Rio Tinto raises offer to take direct control of Mongolia copper mine Oyu Tolgoi


Mining group Rio Tinto has raised its offer to take direct control of the huge Oyu Tolgoi copper mine in Mongolia, weeks after its initial bid was rebuffed.

The FTSE 100 group said on Wednesday it had increased its offer for the stake it does not already own in Turquoise Hill Resources, which owns two-thirds of the Oyu Tolgoi project, to $3.1bn.

Rio offered to buy out minority shareholders in the Canadian vehicle in March for $2.7bn, an offer that was rejected this month by a special committee of independent directors set up by the Toronto-listed group.

Rio, flush with cash from soaring commodity prices, came back on Wednesday to offer C$40 (US$30.79) a share, an 18 per cent improvement on the previous offer and a 56 per cent premium to Turquoise Hill’s closing price the day before the original bid in March.

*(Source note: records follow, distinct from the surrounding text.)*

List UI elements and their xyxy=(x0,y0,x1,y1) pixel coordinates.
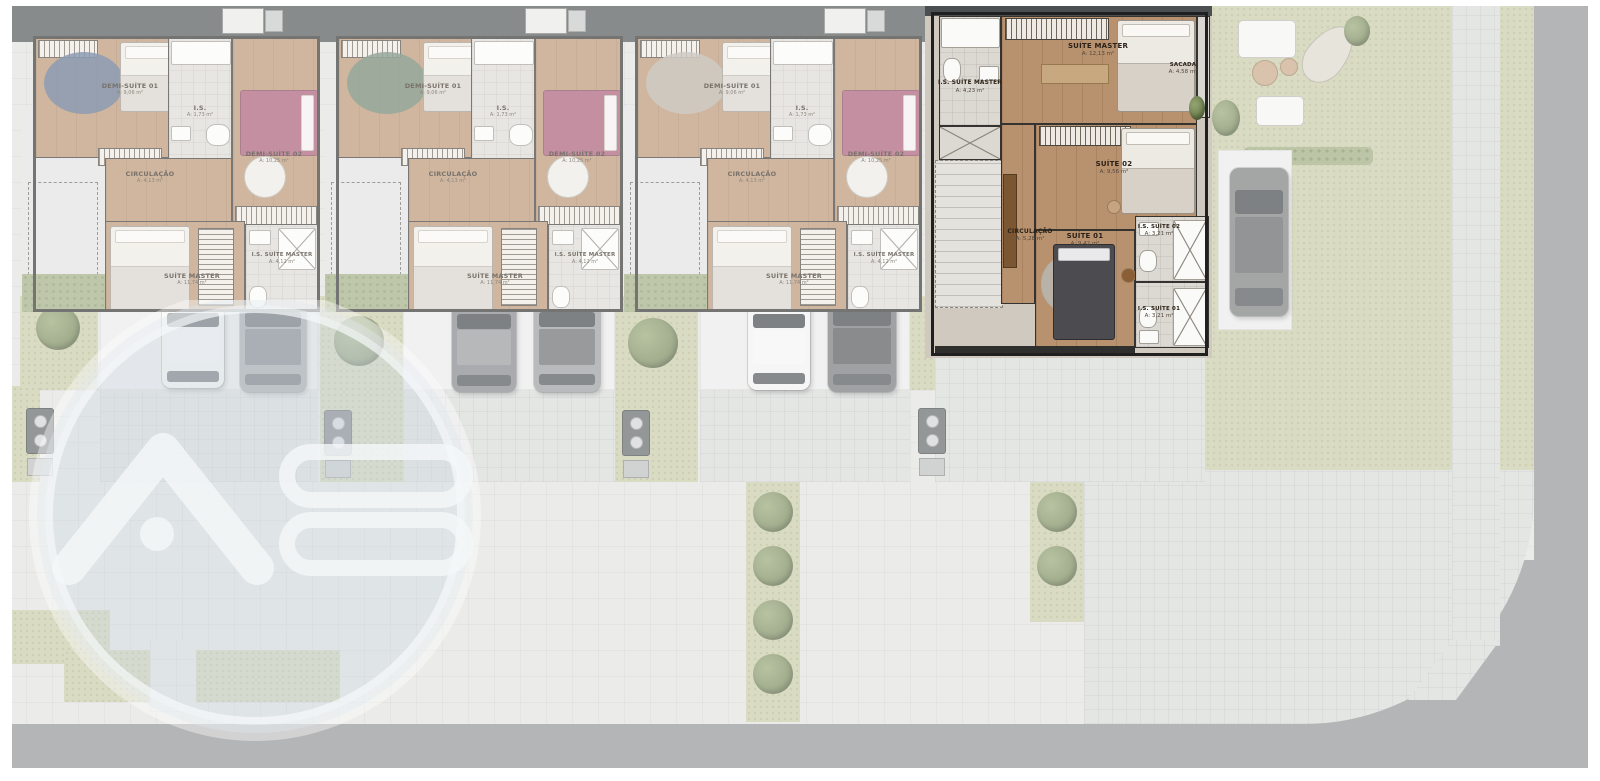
unit-1-floorplan: DEMI-SUÍTE 01A: 9,06 m² I.S.A: 1,73 m² D… xyxy=(20,6,320,312)
round-table xyxy=(1252,60,1278,86)
frame-top xyxy=(0,0,1600,6)
site-plan-canvas: { "watermark": { "letters": "AB" }, "uni… xyxy=(0,0,1600,781)
sink xyxy=(1139,222,1159,236)
roof-equipment xyxy=(824,8,866,34)
unit-2-floorplan: DEMI-SUÍTE 01A: 9,06 m² I.S.A: 1,73 m² D… xyxy=(323,6,623,312)
utility-meter-2 xyxy=(324,410,352,456)
roof-equipment xyxy=(265,10,283,32)
stool xyxy=(1121,268,1136,283)
bed-pillow xyxy=(115,230,185,243)
apron-1 xyxy=(100,390,318,482)
wardrobe xyxy=(1039,126,1131,146)
unit-4-floorplan-highlighted: I.S. SUÍTE MASTERA: 4,23 m² SUÍTE MASTER… xyxy=(925,6,1212,358)
bush xyxy=(753,654,793,694)
console-table xyxy=(1003,174,1017,268)
bush xyxy=(1212,100,1240,136)
utility-panel-4 xyxy=(919,458,945,476)
roof-edge xyxy=(925,6,1212,16)
bush xyxy=(1344,16,1370,46)
wardrobe xyxy=(501,228,537,306)
frame-right xyxy=(1588,0,1600,781)
unit-3-floorplan: DEMI-SUÍTE 01A: 9,06 m² I.S.A: 1,73 m² D… xyxy=(622,6,922,312)
utility-meter-3 xyxy=(622,410,650,456)
shower xyxy=(1173,220,1207,280)
sink xyxy=(851,230,873,245)
bush xyxy=(1037,492,1077,532)
round-rug xyxy=(547,156,589,198)
car-suv-gray xyxy=(534,298,600,392)
apron-2 xyxy=(403,390,615,482)
wardrobe xyxy=(1005,18,1109,40)
bush xyxy=(753,546,793,586)
shower-box xyxy=(939,126,1001,160)
bed-blanket xyxy=(1118,63,1194,111)
apron-3 xyxy=(700,390,910,482)
shower xyxy=(1173,288,1207,346)
shower xyxy=(880,228,918,270)
bed-pillow xyxy=(604,95,617,151)
sink xyxy=(1139,330,1159,344)
bed-blanket xyxy=(1122,168,1194,213)
garden-patch xyxy=(22,274,105,312)
room-circulacao xyxy=(408,158,535,228)
bed-pillow xyxy=(1058,248,1110,261)
shower xyxy=(941,18,1000,48)
car-white xyxy=(162,300,224,388)
bush xyxy=(753,600,793,640)
car-dark-gray xyxy=(452,300,516,392)
sink xyxy=(171,126,191,141)
round-table xyxy=(1280,58,1298,76)
lawn-band-bottom-left xyxy=(64,650,340,702)
toilet xyxy=(851,286,869,308)
toilet xyxy=(509,124,533,146)
bed xyxy=(1121,128,1195,214)
shower xyxy=(278,228,316,270)
utility-panel-2 xyxy=(325,460,351,478)
toilet xyxy=(943,58,961,82)
bed xyxy=(712,226,792,312)
sink xyxy=(249,230,271,245)
car-sedan-dark xyxy=(1230,168,1288,316)
bed xyxy=(413,226,493,312)
garden-patch xyxy=(325,274,408,312)
toilet xyxy=(206,124,230,146)
area-rug xyxy=(44,52,124,114)
bed-pillow xyxy=(418,230,488,243)
bed-blanket xyxy=(713,266,791,311)
side-table xyxy=(1107,200,1121,214)
frame-bottom xyxy=(0,768,1600,781)
utility-meter-4 xyxy=(918,408,946,454)
toilet xyxy=(552,286,570,308)
utility-meter-1 xyxy=(26,408,54,454)
car-suv-gray xyxy=(240,298,306,392)
toilet xyxy=(808,124,832,146)
bed xyxy=(1053,244,1115,340)
bottom-wall xyxy=(935,346,1135,353)
toilet xyxy=(1139,250,1157,272)
sink xyxy=(773,126,793,141)
round-rug xyxy=(846,156,888,198)
bed xyxy=(1117,20,1195,112)
sink xyxy=(552,230,574,245)
bathtub xyxy=(171,41,231,65)
path-crossing xyxy=(150,640,196,712)
bed-pillow xyxy=(1122,24,1190,37)
shower xyxy=(581,228,619,270)
utility-panel-3 xyxy=(623,460,649,478)
toilet xyxy=(1139,306,1157,328)
bed-blanket xyxy=(111,266,189,311)
sink xyxy=(979,66,999,81)
garden-patch xyxy=(624,274,707,312)
area-rug xyxy=(646,52,726,114)
frame-left xyxy=(0,0,12,781)
bed xyxy=(543,90,621,156)
bed-pillow xyxy=(1126,132,1190,145)
bed-pillow xyxy=(903,95,916,151)
sink xyxy=(474,126,494,141)
balcony-plant xyxy=(1189,96,1205,120)
toilet xyxy=(249,286,267,308)
round-rug xyxy=(244,156,286,198)
apron-4 xyxy=(935,358,1205,482)
bush xyxy=(1037,546,1077,586)
bush xyxy=(753,492,793,532)
area-rug xyxy=(347,52,427,114)
bed xyxy=(240,90,318,156)
bed-pillow xyxy=(301,95,314,151)
bench xyxy=(1041,64,1109,84)
roof-equipment xyxy=(222,8,264,34)
tree xyxy=(36,306,80,350)
staircase xyxy=(935,160,1003,308)
room-circulacao xyxy=(105,158,232,228)
wardrobe xyxy=(800,228,836,306)
bed xyxy=(842,90,920,156)
sun-lounger xyxy=(1256,96,1304,126)
tree xyxy=(628,318,678,368)
wardrobe xyxy=(198,228,234,306)
room-circulacao xyxy=(707,158,834,228)
utility-panel-1 xyxy=(27,458,53,476)
tree xyxy=(334,316,384,366)
sun-lounger xyxy=(1238,20,1296,58)
bed xyxy=(110,226,190,312)
bathtub xyxy=(773,41,833,65)
bathtub xyxy=(474,41,534,65)
bed-blanket xyxy=(414,266,492,311)
roof-equipment xyxy=(867,10,885,32)
roof-equipment xyxy=(568,10,586,32)
car-white xyxy=(748,300,810,390)
footpath xyxy=(1452,6,1500,646)
bed-pillow xyxy=(717,230,787,243)
roof-equipment xyxy=(525,8,567,34)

The project is vital for Rio, which generates most of its revenue from steelmaking ingredient iron ore, to pivot towards metals needed in a low-carbon economy.

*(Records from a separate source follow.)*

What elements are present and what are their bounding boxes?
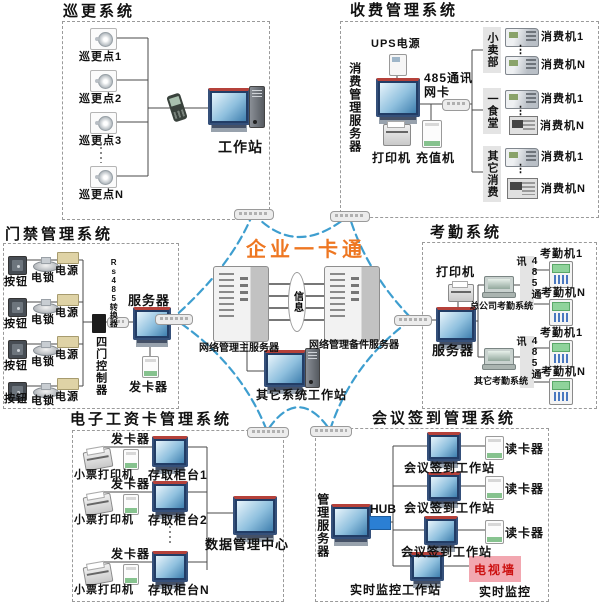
network-adapter-icon	[247, 427, 289, 438]
patrol-point-label: 巡更点1	[79, 51, 122, 64]
patrol-point-label: 巡更点3	[79, 135, 122, 148]
netcard-icon	[442, 99, 470, 111]
attendance-machine-label: 考勤机1	[540, 248, 583, 261]
tv-wall-box: 电视墙	[469, 556, 521, 582]
fee-group-label: 其它消费	[484, 150, 500, 198]
counter-pc-icon	[152, 481, 188, 512]
patrol-point-icon	[90, 28, 117, 50]
info-label: 信息	[290, 291, 305, 313]
card-reader-icon	[485, 520, 504, 544]
attendance-machine-label: 考勤机N	[541, 366, 586, 379]
power-supply-icon	[57, 294, 79, 306]
access-server-label: 服务器	[128, 294, 170, 309]
fee-group-label: 小卖部	[484, 32, 500, 68]
other-workstation-tower-icon	[305, 348, 320, 388]
consumption-machine-label: 消费机1	[541, 151, 584, 164]
consumption-machine-label: 消费机1	[541, 93, 584, 106]
attendance-printer-label: 打印机	[436, 266, 475, 280]
power-supply-label: 电源	[55, 349, 79, 362]
recharge-machine-icon	[422, 120, 442, 148]
signin-workstation-icon	[424, 516, 458, 545]
ellipsis-dots: ⋮	[515, 105, 527, 118]
salary-title: 电子工资卡管理系统	[70, 411, 232, 428]
other-workstation-label: 其它系统工作站	[256, 389, 347, 403]
power-supply-label: 电源	[55, 307, 79, 320]
salary-issuer-label: 发卡器	[111, 433, 150, 447]
hub-icon	[369, 516, 391, 530]
netcard-label-line2: 网卡	[424, 86, 450, 100]
network-adapter-icon	[155, 314, 193, 325]
door-button-icon	[8, 298, 27, 317]
patrol-point-icon	[90, 70, 117, 92]
meeting-title: 会议签到管理系统	[372, 410, 516, 427]
attendance-machine-label: 考勤机1	[540, 327, 583, 340]
attendance-machine-icon	[549, 261, 573, 288]
fee-server-label: 消费管理服务器	[347, 62, 361, 153]
patrol-point-label: 巡更点2	[79, 93, 122, 106]
recharge-label: 充值机	[416, 152, 455, 166]
card-reader-label: 读卡器	[505, 443, 544, 457]
main-title: 企业一卡通	[246, 233, 366, 262]
receipt-printer-label: 小票打印机	[74, 584, 134, 597]
ellipsis-dots: ⋮	[515, 163, 527, 176]
electric-lock-label: 电锁	[31, 314, 55, 327]
ups-icon	[389, 54, 407, 76]
card-issuer-icon	[142, 356, 159, 378]
rs485-converter-label: Rs485转换器	[109, 258, 118, 327]
access-title: 门禁管理系统	[5, 226, 113, 243]
monitor-workstation-label: 实时监控工作站	[350, 584, 441, 598]
other-workstation-icon	[264, 350, 306, 387]
card-reader-icon	[485, 476, 504, 500]
patrol-workstation-tower-icon	[249, 86, 265, 128]
salary-issuer-icon	[123, 564, 139, 585]
signin-workstation-label: 会议签到工作站	[404, 502, 495, 516]
network-adapter-icon	[310, 426, 352, 437]
fee-group-label: 一食堂	[484, 93, 500, 129]
hub-label: HUB	[370, 503, 396, 517]
salary-issuer-icon	[123, 449, 139, 470]
four-door-controller-icon	[92, 314, 106, 333]
patrol-point-icon	[90, 112, 117, 134]
meeting-server-icon	[331, 504, 371, 539]
backup-server-label: 网络管理备件服务器	[309, 340, 399, 352]
attendance-title: 考勤系统	[430, 224, 502, 241]
electric-lock-label: 电锁	[31, 356, 55, 369]
ellipsis-dots: ⋮	[515, 44, 527, 57]
power-supply-label: 电源	[55, 391, 79, 404]
power-supply-icon	[57, 378, 79, 390]
power-supply-icon	[57, 252, 79, 264]
consumption-machine-icon	[509, 116, 538, 135]
electric-lock-label: 电锁	[31, 272, 55, 285]
realtime-monitor-label: 实时监控	[479, 586, 531, 600]
consumption-machine-label: 消费机N	[541, 59, 586, 72]
consumption-machine-label: 消费机N	[541, 183, 586, 196]
door-button-label: 按钮	[4, 393, 28, 406]
card-reader-label: 读卡器	[505, 527, 544, 541]
main-server-label: 网络管理主服务器	[199, 343, 279, 355]
salary-issuer-icon	[123, 494, 139, 515]
receipt-printer-label: 小票打印机	[74, 514, 134, 527]
salary-issuer-label: 发卡器	[111, 478, 150, 492]
patrol-point-icon	[90, 166, 117, 188]
consumption-machine-icon	[505, 56, 539, 75]
backup-server-tower-icon	[324, 266, 380, 342]
salary-issuer-label: 发卡器	[111, 548, 150, 562]
signin-workstation-label: 会议签到工作站	[404, 462, 495, 476]
door-button-label: 按钮	[4, 318, 28, 331]
attendance-server-icon	[436, 307, 476, 342]
attendance-machine-label: 考勤机N	[541, 287, 586, 300]
network-adapter-icon	[394, 315, 432, 326]
branch-pc-label: 总公司考勤系统	[470, 301, 533, 311]
power-supply-icon	[57, 336, 79, 348]
attendance-machine-icon	[549, 299, 573, 326]
network-adapter-icon	[330, 211, 370, 222]
signin-workstation-label: 会议签到工作站	[401, 546, 492, 560]
data-center-pc-icon	[233, 496, 277, 535]
branch-pc-label: 其它考勤系统	[474, 376, 528, 386]
fee-printer-icon	[383, 124, 411, 146]
patrol-point-label: 巡更点N	[79, 189, 124, 202]
door-button-label: 按钮	[4, 276, 28, 289]
fee-title: 收费管理系统	[350, 2, 458, 19]
patrol-title: 巡更系统	[63, 3, 135, 20]
netcard-label-line1: 485通讯	[424, 72, 473, 86]
controller-label: 四门控制器	[94, 336, 107, 396]
patrol-workstation-icon	[208, 88, 250, 125]
data-center-label: 数据管理中心	[205, 538, 289, 553]
power-supply-label: 电源	[55, 265, 79, 278]
door-button-icon	[8, 256, 27, 275]
card-reader-label: 读卡器	[505, 483, 544, 497]
card-issuer-label: 发卡器	[129, 381, 168, 395]
branch-pc-icon	[484, 348, 514, 368]
fee-server-icon	[376, 78, 420, 117]
signin-workstation-icon	[427, 432, 461, 461]
door-button-label: 按钮	[4, 360, 28, 373]
main-server-tower-icon	[213, 266, 269, 342]
consumption-machine-label: 消费机N	[540, 120, 585, 133]
attendance-server-label: 服务器	[432, 344, 474, 359]
attendance-printer-icon	[448, 284, 474, 302]
attendance-machine-icon	[549, 340, 573, 367]
card-reader-icon	[485, 436, 504, 460]
ups-label: UPS电源	[371, 38, 421, 51]
patrol-workstation-label: 工作站	[218, 139, 263, 155]
diagram-canvas: 巡更系统 巡更点1 巡更点2 巡更点3 巡更点N 工作站 收费管理系统 消费管理…	[0, 0, 600, 604]
counter-label: 存取柜台N	[148, 584, 210, 598]
fee-printer-label: 打印机	[372, 152, 411, 166]
consumption-machine-icon	[507, 178, 538, 199]
attendance-machine-icon	[549, 378, 573, 405]
counter-label: 存取柜台1	[148, 469, 208, 483]
counter-label: 存取柜台2	[148, 514, 208, 528]
consumption-machine-label: 消费机1	[541, 31, 584, 44]
counter-pc-icon	[152, 551, 188, 582]
electric-lock-label: 电锁	[31, 395, 55, 408]
network-adapter-icon	[234, 209, 274, 220]
meeting-server-label: 管理服务器	[315, 493, 329, 558]
signin-workstation-icon	[427, 472, 461, 501]
counter-pc-icon	[152, 436, 188, 467]
door-button-icon	[8, 340, 27, 359]
branch-pc-icon	[484, 276, 514, 296]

Chief executive Jakob Stausholm said the company “believes this offer not only provides full and fair value for Turquoise Hill shareholders, but is in the best interests of all stakeholders as we work to move the Oyu Tolgoi project forward”.

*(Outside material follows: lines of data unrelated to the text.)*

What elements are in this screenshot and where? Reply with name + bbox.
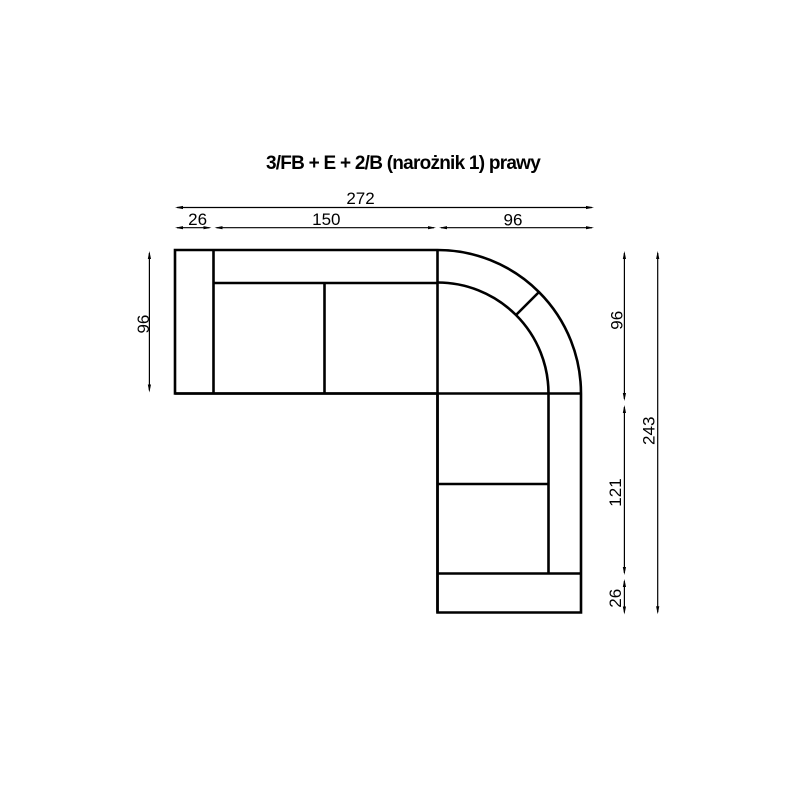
svg-text:26: 26 bbox=[606, 589, 625, 608]
svg-text:121: 121 bbox=[606, 478, 625, 506]
svg-text:3/FB + E + 2/B (narożnik 1) pr: 3/FB + E + 2/B (narożnik 1) prawy bbox=[266, 153, 541, 174]
svg-text:26: 26 bbox=[188, 210, 207, 229]
svg-text:243: 243 bbox=[640, 417, 659, 445]
svg-text:96: 96 bbox=[134, 315, 153, 334]
svg-text:272: 272 bbox=[346, 189, 374, 208]
svg-text:96: 96 bbox=[608, 311, 627, 330]
svg-text:150: 150 bbox=[312, 210, 340, 229]
svg-text:96: 96 bbox=[504, 211, 523, 230]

Shares in Turquoise Hill jumped 21 per cent on Wednesday, while those in Rio in London dropped 2 per cent.

While Rio operates Oyu Tolgoi, it does not have a direct stake in the project, instead holding a 51 per cent stake in Turquoise Hill, which in turn owns 66 per cent of Oyu Tolgoi. The remainder is owned by the Mongolian state.

Located in the Gobi desert, Oyu Tolgoi is one of the world’s biggest deposits of copper, a metal vital for the energy transition since it is used in vast quantities in electric vehicles and renewable projects.

Starting with initial production volumes of 500,000 tonnes of copper a year, the project will be one of the world’s biggest mines for the base metal once an underground expansion is completed.

Large diversified mining companies are keen to get their hands on copper projects since production needs to double by 2035 to electrify the global economy and meet emissions targets, according to S&P Global. But they have been hesitant to spend big to acquire projects after a decade of discipline on capital spending.

In a sign of change, BHP Group had a $5.8bn bid to acquire Oz Minerals rejected this month. The world’s largest mining group made the offer after copper prices had fallen sharply from a record high in March above $10,600 a tonne to their current level of about $8,000 a tonne.

Turquoise Hill is set to raise equity proceeds to fund the underground expansion, which in total is expected to cost $7bn to develop, should Rio fail to take it over.